For all of the unreasonable instances of anarchy, inequality, and hate, and all of the struggles against homophobia, genocide, and pollution, all seven billion of us humans could annihilate each other and all the living creatures on the planet into extinction and it would amount to less than a fart in the perspective of the entire universe.

Interestingly, many of the same people who ignore the significance of a genocidal civil war in a country they've never heard of, or the number of homeless or undocumented individuals who want to contribute to society, or the long-term environmental impact of a few million gallons of crude oil dumped into the ocean, are also quite preoccupied with asserting their own significance in the world. Some people appear to do outrageous things, make outrageous claims, or authorize outrageous actions in order to ensure their own legacy or garner the approval of others.
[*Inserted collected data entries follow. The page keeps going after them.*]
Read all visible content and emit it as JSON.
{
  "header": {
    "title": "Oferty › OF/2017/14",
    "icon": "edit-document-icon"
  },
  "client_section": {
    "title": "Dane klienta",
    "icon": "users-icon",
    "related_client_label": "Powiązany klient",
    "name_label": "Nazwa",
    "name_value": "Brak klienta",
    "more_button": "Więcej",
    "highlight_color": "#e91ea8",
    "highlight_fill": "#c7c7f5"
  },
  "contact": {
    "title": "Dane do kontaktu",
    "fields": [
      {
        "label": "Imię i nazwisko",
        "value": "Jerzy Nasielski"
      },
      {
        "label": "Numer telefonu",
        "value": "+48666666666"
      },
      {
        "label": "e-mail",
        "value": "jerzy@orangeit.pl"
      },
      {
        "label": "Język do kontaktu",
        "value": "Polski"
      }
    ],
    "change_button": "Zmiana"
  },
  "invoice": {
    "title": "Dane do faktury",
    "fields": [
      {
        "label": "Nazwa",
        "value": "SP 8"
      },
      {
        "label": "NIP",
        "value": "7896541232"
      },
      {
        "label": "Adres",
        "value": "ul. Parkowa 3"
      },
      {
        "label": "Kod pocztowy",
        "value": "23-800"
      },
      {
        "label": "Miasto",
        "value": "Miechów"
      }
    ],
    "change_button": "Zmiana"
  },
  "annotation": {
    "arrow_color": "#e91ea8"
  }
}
The irony appears to be lost on them, and humility is apparently not part of their personalities.

The lack of humility and/or fear of insignificance comes from assertions in the Bible that God knows, watches, and cares for all of us, whether we want it or not. The fact that passages from the book were included to assuage any such fears is most likely not insignificant. The realization of insignificance can be quite daunting to newly-converted atheists who grew up believing they would never be alone.

See also[edit]

Notes[edit]

  1. The answer, my friends, is blowing in the wind.

References[edit]

  1. Douglas Adams, The Hitchhiker's Guide to the Galaxy. Del Rey, 1995. ISBN 0345391802.